Wissenswertes

Klöppeln – eine erzgebirgische Tradition im Altenburger Land

Geht man zurück auf die Ursprünge des Klöppels, stößt man unweigerlich auf den Namen Barbara Uttman oder auch Uthmann, die im 16. Jahrhundert in Annaberg im Erzgebirge angesehen war und heute noch verehrt wird. 

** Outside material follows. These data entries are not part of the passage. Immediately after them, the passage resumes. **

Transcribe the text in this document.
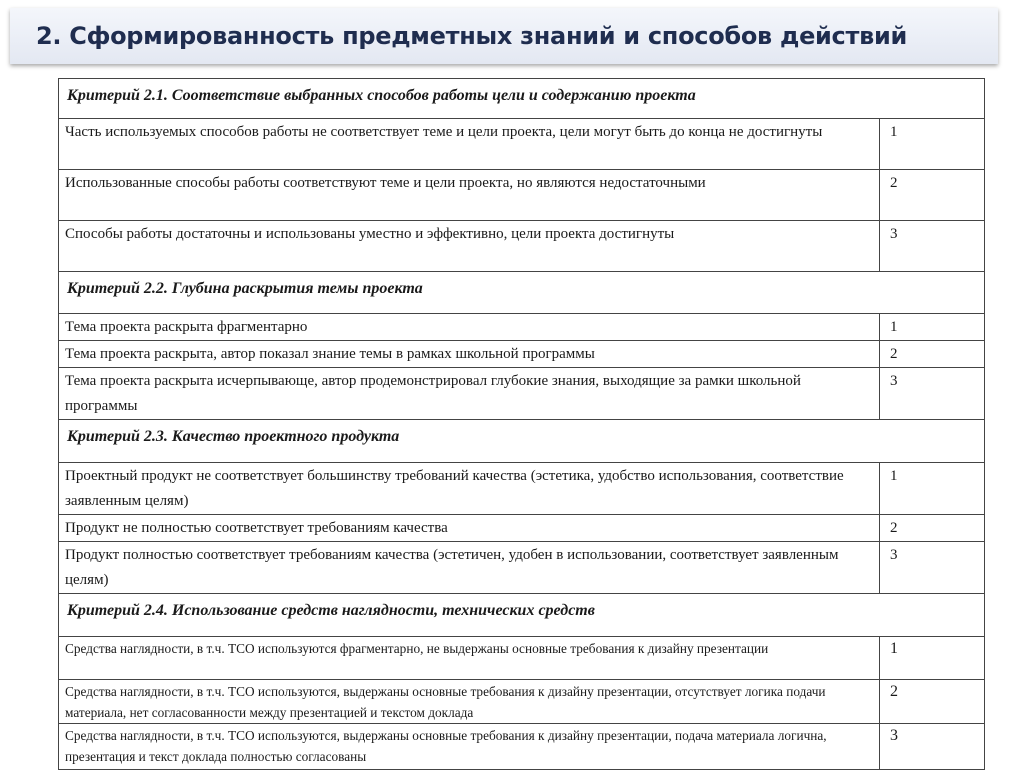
2. Сформированность предметных знаний и способов действий
Критерий 2.1. Соответствие выбранных способов работы цели и содержанию проекта	
Часть используемых способов работы не соответствует теме и цели проекта, цели могут быть до конца не достигнуты	1
Использованные способы работы соответствуют теме и цели проекта, но являются недостаточными	2
Способы работы достаточны и использованы уместно и эффективно, цели проекта достигнуты	3
Критерий 2.2. Глубина раскрытия темы проекта	
Тема проекта раскрыта фрагментарно	1
Тема проекта раскрыта, автор показал знание темы в рамках школьной программы	2
Тема проекта раскрыта исчерпывающе, автор продемонстрировал глубокие знания, выходящие за рамки школьной программы	3
Критерий 2.3. Качество проектного продукта	
Проектный продукт не соответствует большинству требований качества (эстетика, удобство использования, соответствие заявленным целям)	1
Продукт не полностью соответствует требованиям качества	2
Продукт полностью соответствует требованиям качества (эстетичен, удобен в использовании, соответствует заявленным целям)	3
Критерий 2.4. Использование средств наглядности, технических средств	
Средства наглядности, в т.ч. ТСО используются фрагментарно, не выдержаны основные требования к дизайну презентации	1
Средства наглядности, в т.ч. ТСО используются, выдержаны основные требования к дизайну презентации, отсутствует логика подачи материала, нет согласованности между презентацией и текстом доклада	2
Средства наглядности, в т.ч. ТСО используются, выдержаны основные требования к дизайну презентации, подача материала логична, презентация и текст доклада полностью согласованы	3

Allerdings ist im Zusammenhang mit den Klöppelspitzen ihr wirklicher Einfluss nicht geklärt. So erfährt man aus historischen und aus neueren Werken über diese Tradition verschiedene Ausführungen. Zum einen heißt es, Barbara Uttman hätte das Klöppeln erfunden, anderswo wird erzählt, sie hätte es von emigierten Auswanderern aus Flandern gelernt. Sie wäre lediglich an der Verbreitung dieser Kunst beteiligt gewesen. Meist wird dabei Bezug auf das Leben der Barbara Uttmann genommen oder man berichtet über ihr Wirken als Geschäftsfrau im Herstellen und Handeln mit Spitzenborten. Unter anderem stützen sich die Autoren dabei auf die "Annaberger Chronik" (Annaebergae Misniae urbis historia  - 1605 -) von Paul Jenisch, der Barbara Uttmann noch erlebt haben muss. 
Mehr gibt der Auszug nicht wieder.